…and the winner is: KVM! Why? Because as you read this, some of you will be thinking I’m talking about a keyboard-video-mouse switch, while some of you will be thinking I’m talking about Linux kernel-based virtualisation (still others are probably thinking of something else… what I don’t know, but I reckon I can be sure that the letters KVM have not been put together only twice in human history).
For the record, I’m talking about Linux kernel-based virtualisation. It wins my award for the Technology With The Worst Name Ever because if, like me, you go looking on your favourite search engine for issues with Linux kernel-based virtualisation, all you find is issues about keyboard-video-mouse switches. This is because for the last fifteen years (at least), in the computer industry KVM has stood for keyboard-video-mouse (switch).
This is not your common-or-garden-variety case of acronym overloading, either, because many folk (myself included) still use a KVM. Usually acronym overloading occurs when the acronym being overloaded has fallen from use and a new technology takes its place, or when an acronym is used to reference a little-known technology and a new usage of the acronym is unaware of the previous usage[1].
Here, KVM was already in heavy use, and I’m sure that none of the Linux kernel hackers could claim to being unaware of the term. Yet they used it anyway.

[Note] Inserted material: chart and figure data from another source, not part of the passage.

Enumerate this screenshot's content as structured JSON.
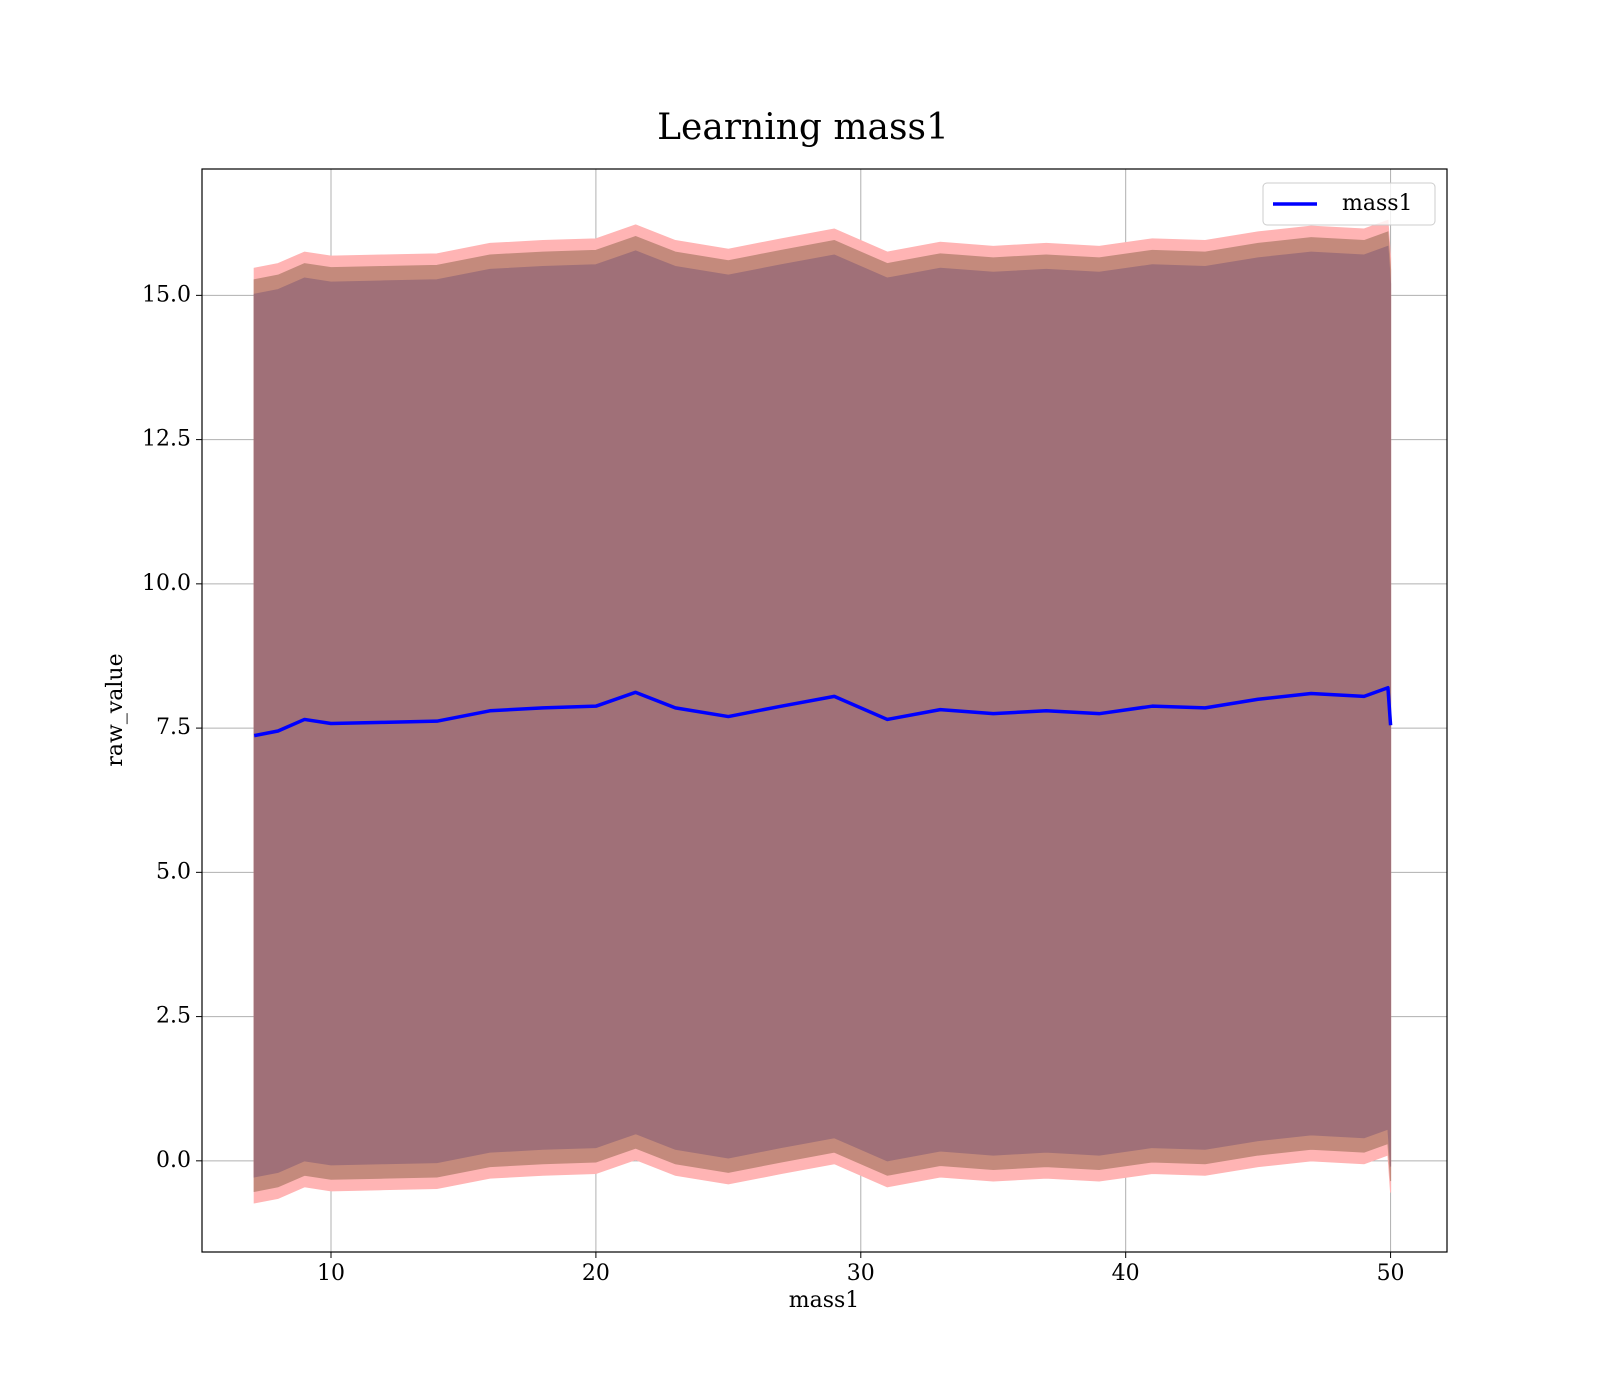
{
  "chart_data": {
    "type": "line",
    "title": "Learning mass1",
    "xlabel": "mass1",
    "ylabel": "raw_value",
    "x": [
      7.1,
      8,
      9,
      10,
      12,
      14,
      16,
      18,
      20,
      21.5,
      23,
      25,
      27,
      29,
      31,
      33,
      35,
      37,
      39,
      41,
      43,
      45,
      47,
      49,
      49.9,
      50
    ],
    "series": [
      {
        "name": "mass1",
        "color": "#0000ff",
        "values": [
          7.37,
          7.45,
          7.65,
          7.58,
          7.6,
          7.62,
          7.8,
          7.85,
          7.88,
          8.12,
          7.85,
          7.7,
          7.88,
          8.05,
          7.65,
          7.82,
          7.75,
          7.8,
          7.75,
          7.88,
          7.85,
          8.0,
          8.1,
          8.05,
          8.2,
          7.55
        ]
      }
    ],
    "bands": [
      {
        "color": "#ffb4b4",
        "lower": [
          -0.73,
          -0.65,
          -0.45,
          -0.52,
          -0.5,
          -0.48,
          -0.3,
          -0.25,
          -0.22,
          0.02,
          -0.25,
          -0.4,
          -0.22,
          -0.05,
          -0.45,
          -0.28,
          -0.35,
          -0.3,
          -0.35,
          -0.22,
          -0.25,
          -0.1,
          0,
          -0.05,
          0.1,
          -0.55
        ],
        "upper": [
          15.47,
          15.55,
          15.75,
          15.68,
          15.7,
          15.72,
          15.9,
          15.95,
          15.98,
          16.22,
          15.95,
          15.8,
          15.98,
          16.15,
          15.75,
          15.92,
          15.85,
          15.9,
          15.85,
          15.98,
          15.95,
          16.1,
          16.2,
          16.15,
          16.3,
          15.65
        ]
      },
      {
        "color": "#c48a7c",
        "lower": [
          -0.53,
          -0.45,
          -0.25,
          -0.32,
          -0.3,
          -0.28,
          -0.1,
          -0.05,
          -0.02,
          0.22,
          -0.05,
          -0.2,
          -0.02,
          0.15,
          -0.25,
          -0.08,
          -0.15,
          -0.1,
          -0.15,
          -0.02,
          -0.05,
          0.1,
          0.2,
          0.15,
          0.3,
          -0.35
        ],
        "upper": [
          15.27,
          15.35,
          15.55,
          15.48,
          15.5,
          15.52,
          15.7,
          15.75,
          15.78,
          16.02,
          15.75,
          15.6,
          15.78,
          15.95,
          15.55,
          15.72,
          15.65,
          15.7,
          15.65,
          15.78,
          15.75,
          15.9,
          16.0,
          15.95,
          16.1,
          15.45
        ]
      },
      {
        "color": "#a07078",
        "lower": [
          -0.28,
          -0.2,
          0,
          -0.07,
          -0.05,
          -0.03,
          0.15,
          0.2,
          0.23,
          0.47,
          0.2,
          0.05,
          0.23,
          0.4,
          0,
          0.17,
          0.1,
          0.15,
          0.1,
          0.23,
          0.2,
          0.35,
          0.45,
          0.4,
          0.55,
          -0.1
        ],
        "upper": [
          15.02,
          15.1,
          15.3,
          15.23,
          15.25,
          15.27,
          15.45,
          15.5,
          15.53,
          15.77,
          15.5,
          15.35,
          15.53,
          15.7,
          15.3,
          15.47,
          15.4,
          15.45,
          15.4,
          15.53,
          15.5,
          15.65,
          15.75,
          15.7,
          15.85,
          15.2
        ]
      }
    ],
    "xlim": [
      5.13,
      52.13
    ],
    "xticks": [
      10,
      20,
      30,
      40,
      50
    ],
    "ylim": [
      -1.58,
      17.19
    ],
    "yticks": [
      {
        "value": 0,
        "label": "0.0"
      },
      2.5,
      {
        "value": 5,
        "label": "5.0"
      },
      7.5,
      {
        "value": 10,
        "label": "10.0"
      },
      12.5,
      {
        "value": 15,
        "label": "15.0"
      }
    ],
    "grid": true,
    "legend": "upper right"
  }
}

And nothing in /usr/src/linux/Documentation explains why.
I’m sure there’ll be something out there about why they chose the name… but in the meantime I’m left to find other reasons why KVM doesn’t seem to work on my system. Which KVM do I mean? Ah, that’s for me to know… 😉
[1] RTP is an excellent example of this — it was already in use as Rapid Transit Protocol (a part of the APPN-HPR suite), but the VoIP folk never heard of APPN and used RTP for their Realtime Transfer Protocol.